The moral imperative seems to be making sure that no wealth is redistributed (except by inheritance,) because doing so would corrupt the people who received it. Herbert Spencer argued that too much benevolence to the undeserving poor would break the link between conduct and consequence that was essential to natural selection. The correlation is not exact, but both believed that to redistribute wealth from the rich to the poor was to take from virtue and give to those lacking virtue.
As Richard Hofstadter noted in his 1944 book, Social Darwinism in American Thought, "There was nothing in Darwinism that inevitably made it an apology for competition or force. (Petr) Kropotkin's interpretation of Darwinism was as logical as (William Graham) Sunmers." Kropotkin wrote Mutual Aid, a Factor of Evolution, which proposed that animals helping each other was an important factor in survival, and therefore evolution. Sumner used one of Spencer's books in teaching sociology at Yale, and wrote extensively on the subject of social Darwinism himself.
So why did social Darwinism take the form it did in America? "...America saw itself in the tooth-and-claw version of natural selection...As long as the dream of personal conquest and individual assertion motivated the middle class, such a philosophy seemed tenable..." Hofstadter tells us.
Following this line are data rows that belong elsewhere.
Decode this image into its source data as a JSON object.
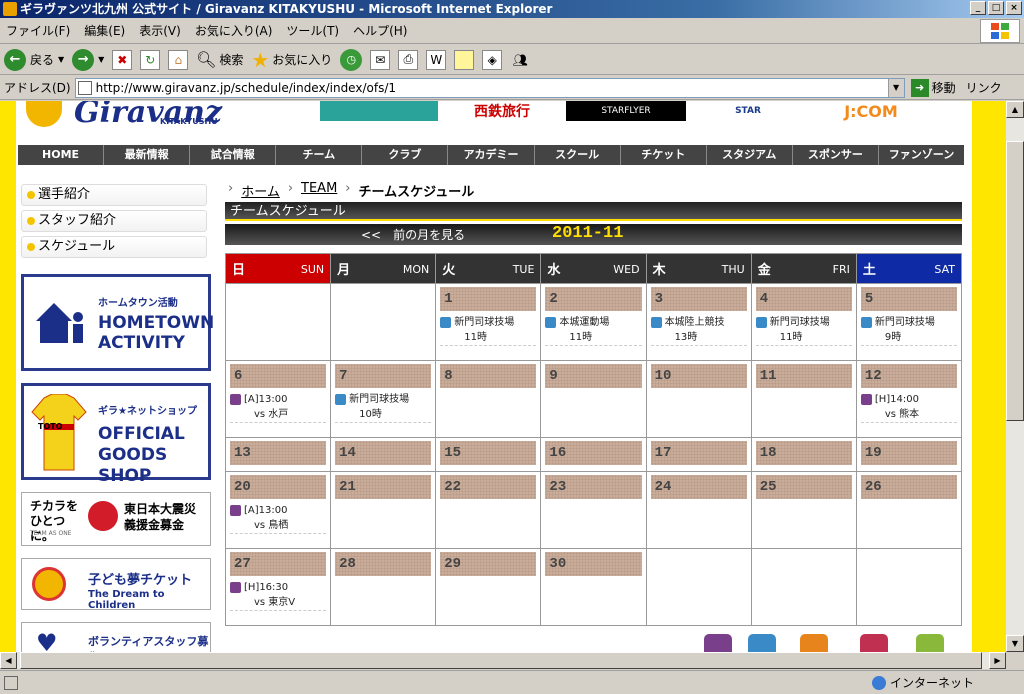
{
  "window": {
    "title": "ギラヴァンツ北九州 公式サイト / Giravanz KITAKYUSHU - Microsoft Internet Explorer",
    "buttons": [
      "_",
      "□",
      "×"
    ]
  },
  "menu": [
    "ファイル(F)",
    "編集(E)",
    "表示(V)",
    "お気に入り(A)",
    "ツール(T)",
    "ヘルプ(H)"
  ],
  "toolbar": {
    "back": "戻る",
    "search": "検索",
    "favorites": "お気に入り"
  },
  "address": {
    "label": "アドレス(D)",
    "url": "http://www.giravanz.jp/schedule/index/index/ofs/1",
    "go": "移動",
    "links": "リンク"
  },
  "site": {
    "logo": "Giravanz",
    "logo_sub": "KITAKYUSHU",
    "sponsors": [
      "西鉄旅行",
      "STARFLYER",
      "STAR",
      "J:COM"
    ],
    "nav": [
      "HOME",
      "最新情報",
      "試合情報",
      "チーム",
      "クラブ",
      "アカデミー",
      "スクール",
      "チケット",
      "スタジアム",
      "スポンサー",
      "ファンゾーン"
    ]
  },
  "sidebar": {
    "items": [
      "選手紹介",
      "スタッフ紹介",
      "スケジュール"
    ],
    "banners": {
      "hometown_jp": "ホームタウン活動",
      "hometown_en": "HOMETOWN ACTIVITY",
      "shop_jp": "ギラ★ネットショップ",
      "shop_en": "OFFICIAL GOODS SHOP",
      "shop_shirt": "TOTO",
      "quake_left": "チカラを ひとつに。",
      "quake_sub": "TEAM AS ONE",
      "quake_right": "東日本大震災 義援金募金",
      "dream_jp": "子ども夢チケット",
      "dream_en": "The Dream to Children",
      "volunteer": "ボランティアスタッフ募集"
    }
  },
  "breadcrumb": [
    "ホーム",
    "TEAM",
    "チームスケジュール"
  ],
  "schedule": {
    "heading": "チームスケジュール",
    "prev_month": "<<　前の月を見る",
    "current_month": "2011-11",
    "days": [
      {
        "jp": "日",
        "en": "SUN"
      },
      {
        "jp": "月",
        "en": "MON"
      },
      {
        "jp": "火",
        "en": "TUE"
      },
      {
        "jp": "水",
        "en": "WED"
      },
      {
        "jp": "木",
        "en": "THU"
      },
      {
        "jp": "金",
        "en": "FRI"
      },
      {
        "jp": "土",
        "en": "SAT"
      }
    ],
    "weeks": [
      [
        null,
        null,
        {
          "day": "1",
          "ev": [
            {
              "t": "tr",
              "l1": "新門司球技場",
              "l2": "11時"
            }
          ]
        },
        {
          "day": "2",
          "ev": [
            {
              "t": "tr",
              "l1": "本城運動場",
              "l2": "11時"
            }
          ]
        },
        {
          "day": "3",
          "ev": [
            {
              "t": "tr",
              "l1": "本城陸上競技",
              "l2": "13時"
            }
          ]
        },
        {
          "day": "4",
          "ev": [
            {
              "t": "tr",
              "l1": "新門司球技場",
              "l2": "11時"
            }
          ]
        },
        {
          "day": "5",
          "ev": [
            {
              "t": "tr",
              "l1": "新門司球技場",
              "l2": "9時"
            }
          ]
        }
      ],
      [
        {
          "day": "6",
          "ev": [
            {
              "t": "gm",
              "l1": "[A]13:00",
              "l2": "vs 水戸"
            }
          ]
        },
        {
          "day": "7",
          "ev": [
            {
              "t": "tr",
              "l1": "新門司球技場",
              "l2": "10時"
            }
          ]
        },
        {
          "day": "8"
        },
        {
          "day": "9"
        },
        {
          "day": "10"
        },
        {
          "day": "11"
        },
        {
          "day": "12",
          "ev": [
            {
              "t": "gm",
              "l1": "[H]14:00",
              "l2": "vs 熊本"
            }
          ]
        }
      ],
      [
        {
          "day": "13"
        },
        {
          "day": "14"
        },
        {
          "day": "15"
        },
        {
          "day": "16"
        },
        {
          "day": "17"
        },
        {
          "day": "18"
        },
        {
          "day": "19"
        }
      ],
      [
        {
          "day": "20",
          "ev": [
            {
              "t": "gm",
              "l1": "[A]13:00",
              "l2": "vs 鳥栖"
            }
          ]
        },
        {
          "day": "21"
        },
        {
          "day": "22"
        },
        {
          "day": "23"
        },
        {
          "day": "24"
        },
        {
          "day": "25"
        },
        {
          "day": "26"
        }
      ],
      [
        {
          "day": "27",
          "ev": [
            {
              "t": "gm",
              "l1": "[H]16:30",
              "l2": "vs 東京V"
            }
          ]
        },
        {
          "day": "28"
        },
        {
          "day": "29"
        },
        {
          "day": "30"
        },
        null,
        null,
        null
      ]
    ]
  },
  "status": {
    "zone": "インターネット"
  },
  "colors": {
    "sunday": "#cc0000",
    "saturday": "#0e2aa4",
    "accent": "#ffde00"
  }
}
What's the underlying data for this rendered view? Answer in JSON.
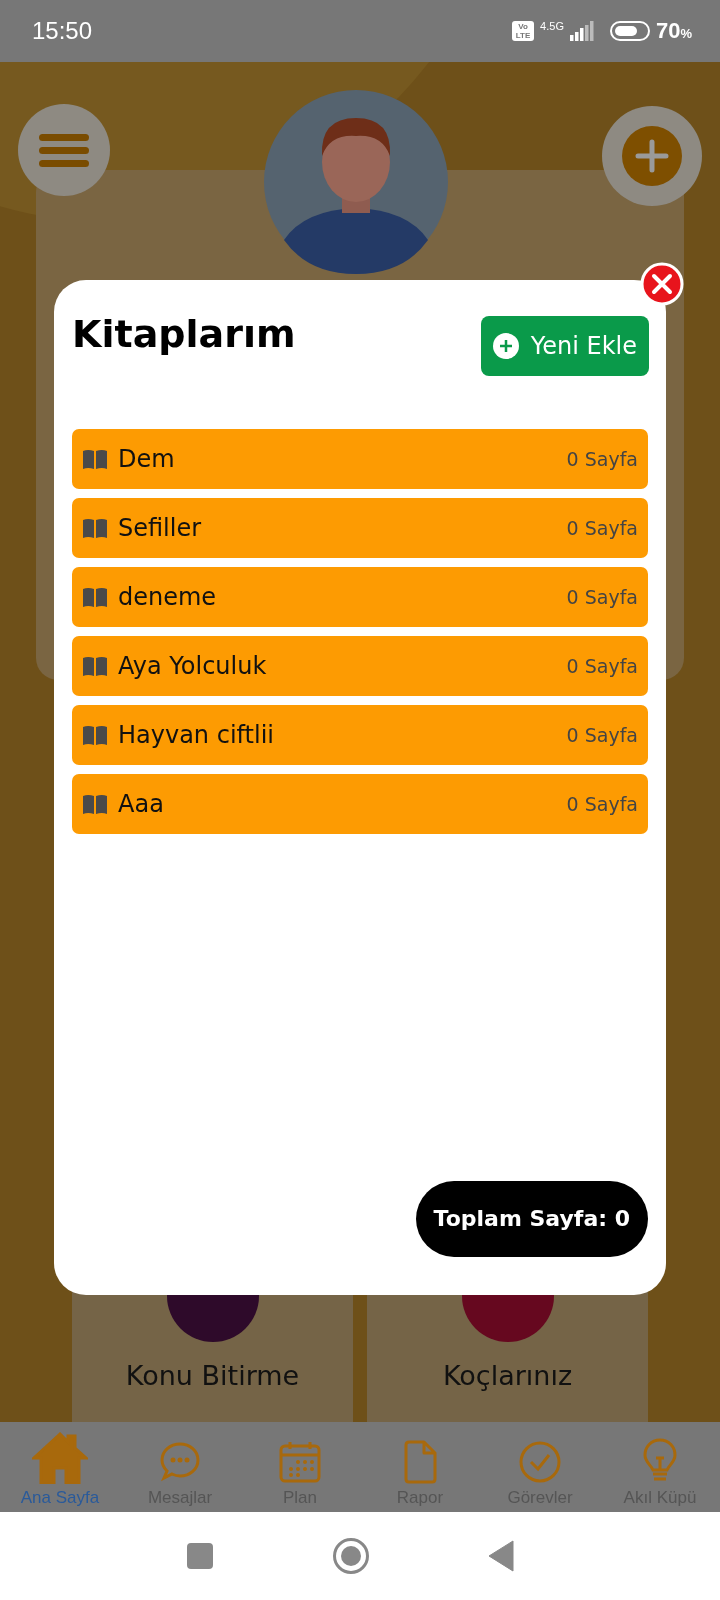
{
  "status_bar": {
    "time": "15:50",
    "volte": "Vo LTE",
    "network": "4.5G",
    "battery": "70",
    "battery_unit": "%"
  },
  "background_cards": [
    {
      "label": "Konu Bitirme",
      "color": "#2e0a2a"
    },
    {
      "label": "Koçlarınız",
      "color": "#66081f"
    }
  ],
  "modal": {
    "title": "Kitaplarım",
    "add_button": "Yeni Ekle",
    "books": [
      {
        "title": "Dem",
        "pages": "0 Sayfa"
      },
      {
        "title": "Sefiller",
        "pages": "0 Sayfa"
      },
      {
        "title": "deneme",
        "pages": "0 Sayfa"
      },
      {
        "title": "Aya Yolculuk",
        "pages": "0 Sayfa"
      },
      {
        "title": "Hayvan ciftlii",
        "pages": "0 Sayfa"
      },
      {
        "title": "Aaa",
        "pages": "0 Sayfa"
      }
    ],
    "total": "Toplam Sayfa: 0"
  },
  "tabs": [
    {
      "label": "Ana Sayfa",
      "selected": true
    },
    {
      "label": "Mesajlar",
      "selected": false
    },
    {
      "label": "Plan",
      "selected": false
    },
    {
      "label": "Rapor",
      "selected": false
    },
    {
      "label": "Görevler",
      "selected": false
    },
    {
      "label": "Akıl Küpü",
      "selected": false
    }
  ]
}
But it stopped seeming tenable during that long period of economic instability that started about 1873 referred to earlier. And in the long period of prosperity from World War II to the present, with a few hiccups along the way, it has come to seem tenable again. The version we now hear is more along the lines of Rand's work, but the basic outline of virtue demonstrated through competition and opposition to welfare remains the same. This is based on the assumption of a "benevolent universe," explained by Leonard Peikoff, founder of the Ayn Rand Institute, as follows:
The "reality" of the benevolent universe is recognizably that of the "just world" fallacy, poetically explored by Robert Browning in Childe Roland to the Dark Tower Came, when he speaks of seeing a blind, gaunt horse:
The “benevolent universe” does not mean that the universe feels kindly to man or that it is out to help him achieve his goals. No, the universe is neutral; it simply is; it is indifferent to you. You must care about and adapt to it, not the other way around. But reality is “benevolent” in the sense that if you do adapt to it—i.e., if you do think, value, and act rationally, then you can (and barring accidents you will) achieve your values. You will, because those values are based on reality.
Seldom went such grotesqueness with such woe;
I never saw a brute I hated so;
He must be wicked to deserve such pain.
To see the suffering of the unemployed, to see homes lost, lives blighted, and still believe in the benevolent universe, perhaps it helps to believe that they "must be wicked to deserve such pain."